Di questo tema si è occupato a lungo il parlamentare europeo, primo vicepresidente della Commissione agricoltura, Paolo De Castro, che su questo raccoglie inaspettatamente anche il plauso del ministro dell’agricoltura, il leghista Gian Marco Centinaio: «Sin dal mio insediamento uno degli obiettivi è stato quello contro le pratiche sleali e ho sempre assicurato il mio impegno in tutte le sedi competenti europee a far sì che la norma venga approvata entro la fine della legislatura, a marzo 2019. Voglio anche ringraziare De Castro, vicepresidente della Commissione agricoltura del Parlamento europeo per il suo impegno e per i risultati raggiunti a favore dell’agricoltura italiana. Lo stesso De Castro aggiunge: «Partiamo con negoziati Parlamento-Consiglio-Commissione Ue per chiudere entro Natale. Era ora o mai più. Sono felice che le lobby dei grandi supermercati non siano riuscite a mettere a tacere il Parlamento europeo che invece, a grande maggioranza (428 a favore, 170 contrari e 17 astenuti), ha dato il via libera all’avvio di negoziati con il Consiglio dei ministri e la Commissione Ue, per sopprimere le pratiche commerciali sleali dalla catena alimentare».

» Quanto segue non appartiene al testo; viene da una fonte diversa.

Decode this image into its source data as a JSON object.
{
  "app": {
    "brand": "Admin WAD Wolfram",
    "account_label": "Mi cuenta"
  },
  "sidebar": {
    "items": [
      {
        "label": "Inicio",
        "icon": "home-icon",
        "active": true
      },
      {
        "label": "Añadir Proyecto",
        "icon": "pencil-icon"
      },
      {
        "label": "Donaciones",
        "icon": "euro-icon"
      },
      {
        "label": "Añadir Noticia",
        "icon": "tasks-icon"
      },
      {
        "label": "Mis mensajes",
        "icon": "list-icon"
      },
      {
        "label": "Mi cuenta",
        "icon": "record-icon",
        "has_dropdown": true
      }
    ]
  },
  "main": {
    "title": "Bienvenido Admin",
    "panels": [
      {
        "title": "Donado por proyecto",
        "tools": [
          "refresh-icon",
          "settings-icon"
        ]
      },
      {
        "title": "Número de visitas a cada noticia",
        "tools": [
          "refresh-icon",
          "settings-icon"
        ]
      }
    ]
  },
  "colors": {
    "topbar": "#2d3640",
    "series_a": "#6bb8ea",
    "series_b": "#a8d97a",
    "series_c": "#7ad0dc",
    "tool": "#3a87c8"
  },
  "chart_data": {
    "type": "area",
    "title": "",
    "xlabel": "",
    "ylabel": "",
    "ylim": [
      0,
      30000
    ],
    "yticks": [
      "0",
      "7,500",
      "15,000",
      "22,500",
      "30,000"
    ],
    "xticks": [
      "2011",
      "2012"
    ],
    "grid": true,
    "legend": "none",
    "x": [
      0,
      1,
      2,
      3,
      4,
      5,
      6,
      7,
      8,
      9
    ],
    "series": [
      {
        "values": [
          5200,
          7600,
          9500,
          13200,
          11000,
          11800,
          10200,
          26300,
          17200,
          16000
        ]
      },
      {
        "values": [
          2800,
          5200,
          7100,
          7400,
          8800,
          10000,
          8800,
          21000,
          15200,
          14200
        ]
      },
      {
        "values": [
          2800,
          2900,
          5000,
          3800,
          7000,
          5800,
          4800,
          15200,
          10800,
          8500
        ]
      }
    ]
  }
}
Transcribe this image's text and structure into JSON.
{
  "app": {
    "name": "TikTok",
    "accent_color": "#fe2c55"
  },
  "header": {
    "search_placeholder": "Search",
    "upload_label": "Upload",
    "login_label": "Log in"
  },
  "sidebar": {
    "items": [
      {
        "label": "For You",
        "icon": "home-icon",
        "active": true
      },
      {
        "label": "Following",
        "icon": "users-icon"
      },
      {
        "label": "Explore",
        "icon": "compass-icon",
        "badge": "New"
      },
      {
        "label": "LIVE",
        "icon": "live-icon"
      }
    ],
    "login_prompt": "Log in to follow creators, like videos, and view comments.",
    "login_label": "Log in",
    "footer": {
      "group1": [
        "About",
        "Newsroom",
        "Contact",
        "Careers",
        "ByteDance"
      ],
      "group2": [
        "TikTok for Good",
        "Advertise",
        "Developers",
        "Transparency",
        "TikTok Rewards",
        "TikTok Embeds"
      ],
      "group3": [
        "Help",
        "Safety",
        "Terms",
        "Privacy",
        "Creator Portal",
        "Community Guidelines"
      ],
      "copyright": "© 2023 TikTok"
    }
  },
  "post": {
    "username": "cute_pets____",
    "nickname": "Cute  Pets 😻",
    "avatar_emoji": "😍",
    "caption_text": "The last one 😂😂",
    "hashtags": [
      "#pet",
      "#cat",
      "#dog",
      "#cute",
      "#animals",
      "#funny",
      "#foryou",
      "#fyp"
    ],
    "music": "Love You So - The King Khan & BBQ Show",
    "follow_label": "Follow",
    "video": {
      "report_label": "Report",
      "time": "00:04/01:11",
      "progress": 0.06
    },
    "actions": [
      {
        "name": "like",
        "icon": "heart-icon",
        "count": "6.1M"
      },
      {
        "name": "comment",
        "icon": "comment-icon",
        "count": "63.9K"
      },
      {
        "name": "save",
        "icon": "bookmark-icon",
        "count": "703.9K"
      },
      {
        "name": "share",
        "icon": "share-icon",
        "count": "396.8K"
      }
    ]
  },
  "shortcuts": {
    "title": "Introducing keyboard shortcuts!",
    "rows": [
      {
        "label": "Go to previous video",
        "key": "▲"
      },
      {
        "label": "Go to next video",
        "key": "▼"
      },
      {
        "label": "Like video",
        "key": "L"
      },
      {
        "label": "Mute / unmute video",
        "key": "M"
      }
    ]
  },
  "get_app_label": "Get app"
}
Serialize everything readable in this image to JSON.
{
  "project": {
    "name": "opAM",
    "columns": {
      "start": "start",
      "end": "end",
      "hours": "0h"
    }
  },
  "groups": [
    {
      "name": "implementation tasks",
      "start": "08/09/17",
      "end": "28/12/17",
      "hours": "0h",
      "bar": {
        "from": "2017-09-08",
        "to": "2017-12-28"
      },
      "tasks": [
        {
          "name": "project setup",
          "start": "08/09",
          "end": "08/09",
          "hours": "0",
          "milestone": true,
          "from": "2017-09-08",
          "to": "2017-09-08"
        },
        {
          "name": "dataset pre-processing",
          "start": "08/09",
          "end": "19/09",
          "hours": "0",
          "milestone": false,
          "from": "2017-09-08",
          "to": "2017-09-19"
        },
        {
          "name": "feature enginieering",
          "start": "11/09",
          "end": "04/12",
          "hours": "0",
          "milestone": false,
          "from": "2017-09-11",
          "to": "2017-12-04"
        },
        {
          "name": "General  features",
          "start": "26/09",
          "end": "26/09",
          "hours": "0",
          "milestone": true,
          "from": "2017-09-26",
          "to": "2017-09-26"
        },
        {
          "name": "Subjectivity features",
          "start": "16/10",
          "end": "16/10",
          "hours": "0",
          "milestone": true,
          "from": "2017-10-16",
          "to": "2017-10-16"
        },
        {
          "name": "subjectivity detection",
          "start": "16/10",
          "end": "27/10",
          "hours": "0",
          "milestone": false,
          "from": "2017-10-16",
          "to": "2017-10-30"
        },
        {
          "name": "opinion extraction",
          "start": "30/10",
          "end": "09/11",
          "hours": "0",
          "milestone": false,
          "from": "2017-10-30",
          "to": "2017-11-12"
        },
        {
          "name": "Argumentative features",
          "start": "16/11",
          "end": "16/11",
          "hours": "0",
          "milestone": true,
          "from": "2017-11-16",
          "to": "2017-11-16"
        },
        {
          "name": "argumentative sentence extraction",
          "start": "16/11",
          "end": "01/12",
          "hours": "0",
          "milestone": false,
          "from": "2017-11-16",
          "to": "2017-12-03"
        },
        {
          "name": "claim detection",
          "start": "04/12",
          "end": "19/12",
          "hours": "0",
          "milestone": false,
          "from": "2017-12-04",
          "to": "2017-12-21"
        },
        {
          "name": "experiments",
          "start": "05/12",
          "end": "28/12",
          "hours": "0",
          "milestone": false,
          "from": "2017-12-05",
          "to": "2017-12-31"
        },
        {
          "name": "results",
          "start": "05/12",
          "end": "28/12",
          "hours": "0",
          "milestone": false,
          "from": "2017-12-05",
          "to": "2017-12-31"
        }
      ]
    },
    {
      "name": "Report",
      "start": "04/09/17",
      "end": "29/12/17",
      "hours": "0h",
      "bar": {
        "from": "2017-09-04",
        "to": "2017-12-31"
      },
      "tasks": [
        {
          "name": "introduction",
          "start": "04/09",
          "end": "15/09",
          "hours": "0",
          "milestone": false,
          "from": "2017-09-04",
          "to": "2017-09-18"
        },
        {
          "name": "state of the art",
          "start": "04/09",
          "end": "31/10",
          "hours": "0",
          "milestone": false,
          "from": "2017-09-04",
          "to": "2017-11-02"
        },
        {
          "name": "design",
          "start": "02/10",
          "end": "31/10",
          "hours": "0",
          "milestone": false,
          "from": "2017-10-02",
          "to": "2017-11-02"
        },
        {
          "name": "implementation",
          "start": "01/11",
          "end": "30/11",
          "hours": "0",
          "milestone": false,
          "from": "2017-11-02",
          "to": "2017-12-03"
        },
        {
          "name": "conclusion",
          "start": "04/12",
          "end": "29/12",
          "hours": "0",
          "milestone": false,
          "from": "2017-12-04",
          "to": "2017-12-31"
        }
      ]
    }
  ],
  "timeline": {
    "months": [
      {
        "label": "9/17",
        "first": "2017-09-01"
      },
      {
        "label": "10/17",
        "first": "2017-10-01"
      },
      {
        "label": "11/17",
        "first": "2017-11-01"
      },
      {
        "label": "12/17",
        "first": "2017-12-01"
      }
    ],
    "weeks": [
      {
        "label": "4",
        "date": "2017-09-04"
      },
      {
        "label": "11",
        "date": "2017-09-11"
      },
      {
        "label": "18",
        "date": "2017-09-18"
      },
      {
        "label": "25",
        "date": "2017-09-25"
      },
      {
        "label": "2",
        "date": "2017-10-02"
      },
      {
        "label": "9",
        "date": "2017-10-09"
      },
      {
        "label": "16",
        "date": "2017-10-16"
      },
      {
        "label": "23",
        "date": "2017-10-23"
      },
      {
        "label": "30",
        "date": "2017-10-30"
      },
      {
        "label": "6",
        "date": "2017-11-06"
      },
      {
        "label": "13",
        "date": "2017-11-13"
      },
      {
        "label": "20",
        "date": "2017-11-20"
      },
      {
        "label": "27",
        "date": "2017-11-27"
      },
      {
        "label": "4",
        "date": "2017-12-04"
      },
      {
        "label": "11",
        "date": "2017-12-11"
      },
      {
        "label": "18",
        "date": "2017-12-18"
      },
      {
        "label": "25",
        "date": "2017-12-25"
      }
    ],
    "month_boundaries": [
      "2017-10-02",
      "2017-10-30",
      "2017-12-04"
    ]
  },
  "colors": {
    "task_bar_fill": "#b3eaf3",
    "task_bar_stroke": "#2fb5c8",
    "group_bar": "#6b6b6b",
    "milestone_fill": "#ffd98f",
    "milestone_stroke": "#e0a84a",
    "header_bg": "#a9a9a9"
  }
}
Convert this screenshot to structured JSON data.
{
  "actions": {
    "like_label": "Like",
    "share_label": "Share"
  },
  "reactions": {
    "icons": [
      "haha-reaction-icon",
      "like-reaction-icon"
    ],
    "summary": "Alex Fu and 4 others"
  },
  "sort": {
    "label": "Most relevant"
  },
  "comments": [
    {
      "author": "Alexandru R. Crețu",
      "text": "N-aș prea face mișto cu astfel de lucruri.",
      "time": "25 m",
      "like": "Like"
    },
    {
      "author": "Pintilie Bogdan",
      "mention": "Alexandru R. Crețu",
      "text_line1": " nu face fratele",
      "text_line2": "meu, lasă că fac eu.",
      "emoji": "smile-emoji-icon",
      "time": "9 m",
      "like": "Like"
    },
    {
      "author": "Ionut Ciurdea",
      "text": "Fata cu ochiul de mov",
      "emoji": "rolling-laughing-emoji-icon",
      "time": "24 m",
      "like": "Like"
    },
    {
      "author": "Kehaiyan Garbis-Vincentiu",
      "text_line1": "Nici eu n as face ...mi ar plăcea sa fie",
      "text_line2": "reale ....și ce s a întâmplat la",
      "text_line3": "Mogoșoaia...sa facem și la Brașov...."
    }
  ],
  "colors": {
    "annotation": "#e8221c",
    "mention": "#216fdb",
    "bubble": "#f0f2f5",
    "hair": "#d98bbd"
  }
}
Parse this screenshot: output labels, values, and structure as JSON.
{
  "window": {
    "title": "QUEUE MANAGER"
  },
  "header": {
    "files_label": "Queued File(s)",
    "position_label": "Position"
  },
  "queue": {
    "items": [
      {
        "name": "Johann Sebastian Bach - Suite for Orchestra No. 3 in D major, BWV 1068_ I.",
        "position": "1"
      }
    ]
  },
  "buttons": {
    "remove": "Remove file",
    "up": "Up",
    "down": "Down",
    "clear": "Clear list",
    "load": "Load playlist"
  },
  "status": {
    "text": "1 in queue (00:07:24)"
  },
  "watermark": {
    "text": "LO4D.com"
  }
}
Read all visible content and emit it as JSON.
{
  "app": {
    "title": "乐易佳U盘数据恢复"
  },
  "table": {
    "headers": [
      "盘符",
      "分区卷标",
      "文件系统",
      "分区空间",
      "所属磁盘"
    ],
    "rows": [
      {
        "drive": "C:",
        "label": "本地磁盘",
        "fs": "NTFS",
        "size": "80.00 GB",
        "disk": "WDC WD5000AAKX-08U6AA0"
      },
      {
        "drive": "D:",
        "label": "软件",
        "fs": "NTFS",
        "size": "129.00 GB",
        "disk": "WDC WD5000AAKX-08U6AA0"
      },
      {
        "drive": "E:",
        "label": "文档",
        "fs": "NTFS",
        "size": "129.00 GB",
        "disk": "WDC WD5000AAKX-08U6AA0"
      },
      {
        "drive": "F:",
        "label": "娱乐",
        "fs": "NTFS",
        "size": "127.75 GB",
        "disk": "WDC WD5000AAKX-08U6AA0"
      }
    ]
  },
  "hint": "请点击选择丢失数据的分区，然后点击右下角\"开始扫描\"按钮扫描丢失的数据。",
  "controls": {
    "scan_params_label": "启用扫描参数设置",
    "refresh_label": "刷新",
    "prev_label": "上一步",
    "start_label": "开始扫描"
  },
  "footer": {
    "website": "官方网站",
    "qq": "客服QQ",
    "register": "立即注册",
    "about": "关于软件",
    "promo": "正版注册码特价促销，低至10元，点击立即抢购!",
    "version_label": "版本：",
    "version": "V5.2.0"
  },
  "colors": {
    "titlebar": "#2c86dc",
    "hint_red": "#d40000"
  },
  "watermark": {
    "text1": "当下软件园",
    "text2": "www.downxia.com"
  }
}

La filosofia del provvedimento

I passi compoiuti in questa direzione sono stati diversi: l’obiettivo è una tutela mirata dei fornitori di piccole e medie dimensioni della filiera alimentare, «in quanto – prosegue il testo della bozza – essi sono spesso quelli che non sono in grado di difendersi dalle pratiche commerciali sleali a causa della loro mancanza di potere contrattuale. Vi è inoltre il rischio di conseguenze negative indesiderate concernenti le misure che riguardano i rapporti contrattuali tra operatori più grandi. Pertanto, sebbene la valutazione d’impatto definisca le pratiche commerciali sleali in termini di considerazioni di correttezza assoluta, in questa fase una tutela mirata è più proporzionata. Analogamente, le norme devono applicarsi ad acquirenti della filiera alimentare che non sono di piccole e medie dimensioni, in quanto sono quelli che possono utilizzare il proprio potere contrattuale contro operatori più piccoli, avvalendosi di pratiche commerciali sleali. La concessione di alcuni poteri procedurali alle autorità competenti del controllo del rispetto delle norme in materia di pratiche commerciali sleali (e l’esistenza stessa di tali autorità) si è rivelata importante per dare agli operatori la percezione che esiste un’applicazione delle norme efficace e per affrontare le cause profonde per cui le vittime di pratiche commerciali sleali non presentano ricorso (fattore paura). Gli Stati membri sono pertanto tenuti a designare un’autorità competente per l’applicazione delle norme in materia di pratiche commerciali sleali, dotata di determinati poteri di contrasto e ispirata alle migliori pratiche dei regimi esistenti negli Stati membri».